[Date Prev][Date Next][Thread Prev][Thread Next][Date Index][Thread Index]
UPDATED MKL5.0 vs. ATLAS3.2.0 on 933Mhz PIII
Guys,
This is the same timing mail, but with an error fixed. I got to wondering
why MKL was beating us for DGER, and when I scoped the defaults, I noticed
it was not using Camm's prefetch ger, but my old axpy-based implementation.
I got rid of the erroneous default, and Camm's stuff provided GER speedup.
Updated timings and discussion follow,
Clint
Some guys at Intel have been asking me to publish some ATLAS vs MKL numbers,
since most of my previous graphs compared against Greg Henri's BLAS. I used
to compare against Greg's BLAS 'cause MKL wasn't available under Linux, and
it is always a pain for me to get access to a Windows platform. MKL 5.1
is presently in BETA, and it has a Linux version. Since it's a BETA,
however, Intel requires you to agree to an NDA saying you won't publish
any benchmarks using it, and the Intel people have been unable to free
me from the NDA.
I've been working on the windows stuff lately, however, and once I figured
out how to call MKL, I was able to get numbers with MKL 5.0, which does not
have a no-publish NDA. Because I agree that comparing against Greg's stuff
is not the thing to do, I tried to do a fairly wide range of timings to
clear the air here. I include these timings below.
If I had to summarize these PIII timings, it would be that ATLAS blows chunks
for Level 1 BLAS, tends to be beat MKL for Level 2 BLAS, and varies between
quite a bit slower and quite a bit faster than MKL for Level 3 BLAS,
depending on problem size and data type.
The Level 1 results are easily explained. ATLAS's present Level 1 gets
its optimization mainly from the compiler. This gives MKL two huge
advantages: MKL can use the SSE prefetch instructions to speed up pretty
much all Level 1 ops. The second advantage is in how ABS() is done.
ABS() *should* be a 1-cycle operation, since you can just mask off the
sign bit. However, you cannot standardly do bit operation on floats in
ANSI C, so ATLAS has to use an if-type construct instead. This spells
absolute doom for the performance of NRM2, ASUM and AMAX.
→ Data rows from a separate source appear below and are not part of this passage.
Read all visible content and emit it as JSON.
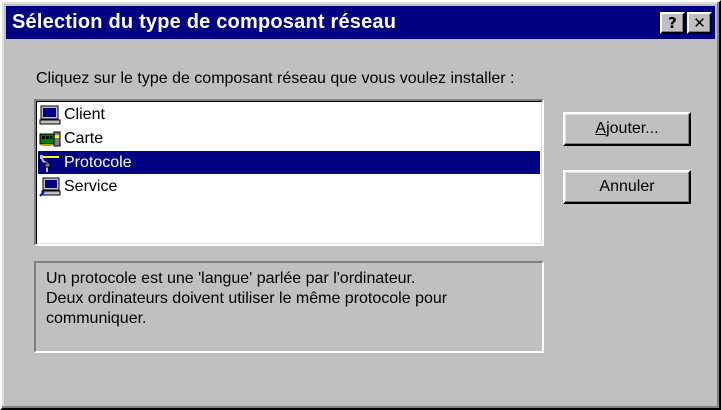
{
  "window": {
    "title": "Sélection du type de composant réseau",
    "help_button": "?",
    "close_button": "✕"
  },
  "instruction": "Cliquez sur le type de composant réseau que vous voulez installer :",
  "components": [
    {
      "label": "Client",
      "icon": "client-computer-icon",
      "selected": false
    },
    {
      "label": "Carte",
      "icon": "network-card-icon",
      "selected": false
    },
    {
      "label": "Protocole",
      "icon": "protocol-cable-icon",
      "selected": true
    },
    {
      "label": "Service",
      "icon": "service-computer-icon",
      "selected": false
    }
  ],
  "buttons": {
    "add_prefix": "A",
    "add_rest": "jouter...",
    "cancel": "Annuler"
  },
  "description": {
    "line1": "Un protocole est une 'langue' parlée par l'ordinateur.",
    "line2": "Deux ordinateurs doivent utiliser le même protocole pour",
    "line3": "communiquer."
  },
  "colors": {
    "title_bar": "#000080",
    "selection": "#000080",
    "face": "#c0c0c0"
  }
}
For the Level 2 and 3, ATLAS has it's usual advantage of leveraging basic
kernels to the maximum. This means that all Level 3 ops follow the performance
of GEMM, and Level 2 ops follow GER or GEMV. MKL has the usual disadvantage
of optimizing all these routines seperately, leading to widely varying
performance.
For Level 2, ATLAS wins for pretty much all operations, sizes and precisions
other than small case [S,D] TRSV and TRMV. ATLAS's success here is due mainly
to Camm's excellent prefetched Level 2 GEMV and GER kernels.
For the Level 3, we really have a mixed bag. ATLAS's main weakness is in its
complex TRSM. This is because TRSM cannot use the GEMM kernel as much as
the rest of the operations. Anytime TRSM runs slower than TRMM, this is
the reason. Complex is hit harder than real because I wrote a hand-tuned
kernel for real, while we must recur to 1 for complex. The fix for this
poor performance requires some theory that we don't yet have: details
of the problem are posted on the developer site, if anyone is interested.
ATLAS is also in general less good at small problems than MKL.
The main weakness of MKL in the Level 3 operations is in it's handling of
single precision complex, where it doesn't look like they have SSE
optimizations yet. MKL also tends to lose to ATLAS on pretty much everything
except GEMM for large problems.
For the factorizations, ATLAS tends to lose for small problems, and win for
large. In part, this is because we recur down to 1; I am hoping to include
LU and possibly LLt that stop the recursion before one in the next developer
release. Preliminary timings show this to make a large performance difference
for small problem sizes. For complex, the poor small-size TRSM performance
also has a definite impact, and a crushing one for LLt.
Cheers,
Clint
*******************************************************************************
* NOTES *
*******************************************************************************
All timings were taken on a 933Mhz PIII, 256K L2, under Windows 2000, using
MKL 5.0 and ATLAS 3.2.0.
The ATLAS timers were used: this may mean performance is less than with
other timers, as ATLAS flushes the data caches before each call.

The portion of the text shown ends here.